Umgekehrt zogen die Preise gerade in jenen Bezirken ganz stark an, die nicht unbedingt mit dem positivsten Image gesegnet sind: Rudolfsheim-Fünfhaus (plus 9,8), Favoriten (8,4), Floridsdorf (7,5), Simmering (7,3).

"Immobilien gelten auch für Privatpersonen weiterhin als sichere Anlageform", erklärte Judith Kössner, Chefin der Immobilienabteilung von Willhaben, den anhaltenden Preisanstieg gegenüber der "Wiener Zeitung". "Nachdem in den vergangenen Jahren in Wien vor allem die inneren Bezirke preislich angezogen haben, folgen nun auch gute Lagen in Flächenbezirken."

Auch im für Pendler interessanten Wiener Umland stiegen die Angebotspreise. Korneuburg hat ein Plus in Höhe von 7 Prozent zu verzeichnen, Tulln 8,2 Prozent und - mittlerweile aufgelöst - Wien Umgebung ein Plus von 6,1 Prozent. Auch in Wiener Neustadt (plus 10,9 Prozent) und Mistelbach (plus 11,6 Prozent) sind die Angebotspreise für Wohnungen gestiegen.

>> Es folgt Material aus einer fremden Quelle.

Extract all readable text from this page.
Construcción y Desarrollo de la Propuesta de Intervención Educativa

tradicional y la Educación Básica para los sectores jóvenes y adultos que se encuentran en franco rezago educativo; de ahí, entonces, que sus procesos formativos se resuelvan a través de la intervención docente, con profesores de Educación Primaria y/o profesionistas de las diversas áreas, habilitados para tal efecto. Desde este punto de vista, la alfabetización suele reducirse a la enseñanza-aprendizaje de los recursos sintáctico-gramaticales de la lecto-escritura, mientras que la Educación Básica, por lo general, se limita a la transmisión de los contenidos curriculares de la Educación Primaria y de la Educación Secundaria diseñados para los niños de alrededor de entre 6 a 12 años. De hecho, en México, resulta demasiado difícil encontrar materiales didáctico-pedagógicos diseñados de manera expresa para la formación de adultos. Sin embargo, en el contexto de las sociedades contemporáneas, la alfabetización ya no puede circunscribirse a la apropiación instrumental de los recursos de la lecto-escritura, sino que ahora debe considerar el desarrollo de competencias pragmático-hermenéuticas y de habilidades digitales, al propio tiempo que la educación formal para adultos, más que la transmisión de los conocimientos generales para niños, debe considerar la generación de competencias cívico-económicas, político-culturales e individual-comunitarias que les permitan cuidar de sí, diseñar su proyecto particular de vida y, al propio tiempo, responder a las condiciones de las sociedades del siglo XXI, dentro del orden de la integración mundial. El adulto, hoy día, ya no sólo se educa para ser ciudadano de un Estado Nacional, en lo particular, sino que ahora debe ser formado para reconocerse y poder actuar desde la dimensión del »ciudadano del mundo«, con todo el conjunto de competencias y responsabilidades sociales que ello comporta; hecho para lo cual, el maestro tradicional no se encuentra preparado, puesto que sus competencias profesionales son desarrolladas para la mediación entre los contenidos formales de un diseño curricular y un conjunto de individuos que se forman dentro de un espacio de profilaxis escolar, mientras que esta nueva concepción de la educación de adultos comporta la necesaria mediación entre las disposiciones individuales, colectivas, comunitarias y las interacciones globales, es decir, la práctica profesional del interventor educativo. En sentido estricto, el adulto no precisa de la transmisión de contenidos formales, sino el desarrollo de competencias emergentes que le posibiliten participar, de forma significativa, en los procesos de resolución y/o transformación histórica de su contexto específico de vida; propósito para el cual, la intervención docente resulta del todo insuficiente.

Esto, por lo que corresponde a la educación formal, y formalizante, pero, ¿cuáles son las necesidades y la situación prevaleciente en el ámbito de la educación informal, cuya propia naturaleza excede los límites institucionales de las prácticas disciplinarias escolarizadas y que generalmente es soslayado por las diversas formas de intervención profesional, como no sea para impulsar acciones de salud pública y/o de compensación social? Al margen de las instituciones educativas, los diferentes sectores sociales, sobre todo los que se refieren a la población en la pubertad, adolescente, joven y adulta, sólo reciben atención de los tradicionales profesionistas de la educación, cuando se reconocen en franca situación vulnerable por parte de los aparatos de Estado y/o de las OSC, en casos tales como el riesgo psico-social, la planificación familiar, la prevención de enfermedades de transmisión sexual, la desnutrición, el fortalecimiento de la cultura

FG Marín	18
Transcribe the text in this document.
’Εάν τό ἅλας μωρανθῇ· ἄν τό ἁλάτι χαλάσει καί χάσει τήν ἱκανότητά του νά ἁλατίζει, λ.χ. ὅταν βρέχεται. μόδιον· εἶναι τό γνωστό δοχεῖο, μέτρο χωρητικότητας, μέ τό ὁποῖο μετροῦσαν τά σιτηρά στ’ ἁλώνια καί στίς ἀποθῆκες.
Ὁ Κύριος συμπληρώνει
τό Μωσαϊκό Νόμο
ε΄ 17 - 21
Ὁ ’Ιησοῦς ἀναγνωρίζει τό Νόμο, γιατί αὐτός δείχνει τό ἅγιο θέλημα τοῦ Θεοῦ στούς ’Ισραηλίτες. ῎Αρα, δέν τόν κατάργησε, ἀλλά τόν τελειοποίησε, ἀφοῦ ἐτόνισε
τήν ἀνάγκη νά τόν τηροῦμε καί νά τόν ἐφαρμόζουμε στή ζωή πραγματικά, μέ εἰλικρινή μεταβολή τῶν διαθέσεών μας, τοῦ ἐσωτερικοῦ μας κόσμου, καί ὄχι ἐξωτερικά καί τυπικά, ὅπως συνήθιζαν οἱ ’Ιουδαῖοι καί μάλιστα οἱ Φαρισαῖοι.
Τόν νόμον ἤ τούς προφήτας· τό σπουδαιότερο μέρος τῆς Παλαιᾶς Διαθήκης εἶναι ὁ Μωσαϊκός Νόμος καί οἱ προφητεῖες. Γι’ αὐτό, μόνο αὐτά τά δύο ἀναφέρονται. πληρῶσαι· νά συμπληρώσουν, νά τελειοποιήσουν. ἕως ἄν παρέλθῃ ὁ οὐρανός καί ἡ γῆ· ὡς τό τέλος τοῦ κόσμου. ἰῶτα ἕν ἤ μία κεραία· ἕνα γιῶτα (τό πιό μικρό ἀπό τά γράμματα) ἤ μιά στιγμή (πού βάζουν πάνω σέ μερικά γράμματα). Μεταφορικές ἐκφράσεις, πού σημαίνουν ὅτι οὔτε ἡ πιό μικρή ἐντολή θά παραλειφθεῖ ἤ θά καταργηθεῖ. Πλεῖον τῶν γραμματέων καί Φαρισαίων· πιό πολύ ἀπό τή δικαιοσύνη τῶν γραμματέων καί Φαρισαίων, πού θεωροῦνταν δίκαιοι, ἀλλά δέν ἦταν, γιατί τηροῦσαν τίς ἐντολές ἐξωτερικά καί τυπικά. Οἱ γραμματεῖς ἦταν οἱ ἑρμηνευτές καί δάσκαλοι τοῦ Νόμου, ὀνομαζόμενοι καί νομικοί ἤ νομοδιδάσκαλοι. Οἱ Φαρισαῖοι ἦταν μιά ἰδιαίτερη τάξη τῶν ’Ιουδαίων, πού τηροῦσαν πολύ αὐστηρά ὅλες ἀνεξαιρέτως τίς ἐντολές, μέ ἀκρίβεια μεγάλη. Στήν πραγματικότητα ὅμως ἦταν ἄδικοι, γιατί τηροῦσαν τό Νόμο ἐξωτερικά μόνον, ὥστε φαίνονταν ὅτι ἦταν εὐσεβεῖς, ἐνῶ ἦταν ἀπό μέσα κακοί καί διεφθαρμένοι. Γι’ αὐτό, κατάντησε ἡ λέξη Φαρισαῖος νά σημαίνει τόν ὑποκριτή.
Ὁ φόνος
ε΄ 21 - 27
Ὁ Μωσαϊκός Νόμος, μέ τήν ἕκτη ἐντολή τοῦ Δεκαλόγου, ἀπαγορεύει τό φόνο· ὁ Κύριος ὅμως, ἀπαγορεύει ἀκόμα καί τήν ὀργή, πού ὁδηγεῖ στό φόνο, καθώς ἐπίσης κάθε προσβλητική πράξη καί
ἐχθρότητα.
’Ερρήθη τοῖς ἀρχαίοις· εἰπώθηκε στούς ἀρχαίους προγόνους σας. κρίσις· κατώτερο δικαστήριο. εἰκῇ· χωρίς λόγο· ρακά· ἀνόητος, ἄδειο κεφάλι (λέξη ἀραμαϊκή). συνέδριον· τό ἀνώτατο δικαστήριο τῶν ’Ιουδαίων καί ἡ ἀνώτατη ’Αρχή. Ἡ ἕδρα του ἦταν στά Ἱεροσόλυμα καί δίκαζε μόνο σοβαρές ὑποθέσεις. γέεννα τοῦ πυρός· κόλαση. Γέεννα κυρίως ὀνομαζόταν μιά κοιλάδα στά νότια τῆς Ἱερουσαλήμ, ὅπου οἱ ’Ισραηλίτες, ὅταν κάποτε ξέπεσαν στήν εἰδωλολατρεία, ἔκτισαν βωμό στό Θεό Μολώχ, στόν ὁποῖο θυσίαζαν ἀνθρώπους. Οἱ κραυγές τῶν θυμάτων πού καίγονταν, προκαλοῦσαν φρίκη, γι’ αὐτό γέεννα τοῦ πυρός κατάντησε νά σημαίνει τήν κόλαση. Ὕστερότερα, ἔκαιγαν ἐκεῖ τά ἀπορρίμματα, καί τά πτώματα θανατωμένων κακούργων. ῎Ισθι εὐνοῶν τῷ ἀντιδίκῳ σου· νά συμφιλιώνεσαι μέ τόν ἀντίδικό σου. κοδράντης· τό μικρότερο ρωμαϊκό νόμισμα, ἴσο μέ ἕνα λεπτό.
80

Bei den Mieten haben die Preise im langfristigen Vergleich zu 2007 in Wien 2016 ebenfalls kräftig angezogen. Dabei ergab sich ein den Kaufpreisen ähnliches Bild: Den höchsten Anstieg hat die Leopoldstadt erlebt, wo die Mietpreise um 34,4 Prozent gestiegen sind. Auf den weiteren Plätzen folgen die Donaustadt (plus 33,9), Floridsdorf (plus 30,7), die Brigittenau (plus 28,6) und Rudolfsheim-Fünfhaus (plus 27,3). Den geringsten Anstieg gab es in Döbling (plus 6,9), der Josefstadt (plus 11,2), der Inneren Stadt (13,4), in Hietzing 14,5) und in Währing (15,4).

Österreichweite Spitzenreiter beim Preisanstieg von Eigentumswohnungen sind Schärding in Oberösterreich und das Murtal in der Steiermark mit je rund 28 Prozent, gefolgt von Kirchdorf an der Krems (Oberösterreich) mit 23,4 Prozent sowie den niederösterreichischen Bezirken Melk (22,1) und Scheibbs (20,1). An Wert verloren haben Eigentumswohnungen unter anderem in Neusiedl am See (Burgenland) mit minus 21,1 Prozent, in Feldkirchen (Kärnten) mit minus 15,3 Prozent und in Freistadt (Oberösterreich) mit minus 13,2 Prozent.

Im Vergleich der Landeshauptstädte haben St. Pölten (plus 14,4 Prozent) und Innsbruck (10 Prozent) die größte Preissteigerung erfahren. Schlusslichter sind Salzburg (plus 0,9 Prozent) und Graz (1,2 Prozent), wobei für Bregenz und Eisenstadt zu wenig Daten vorlagen.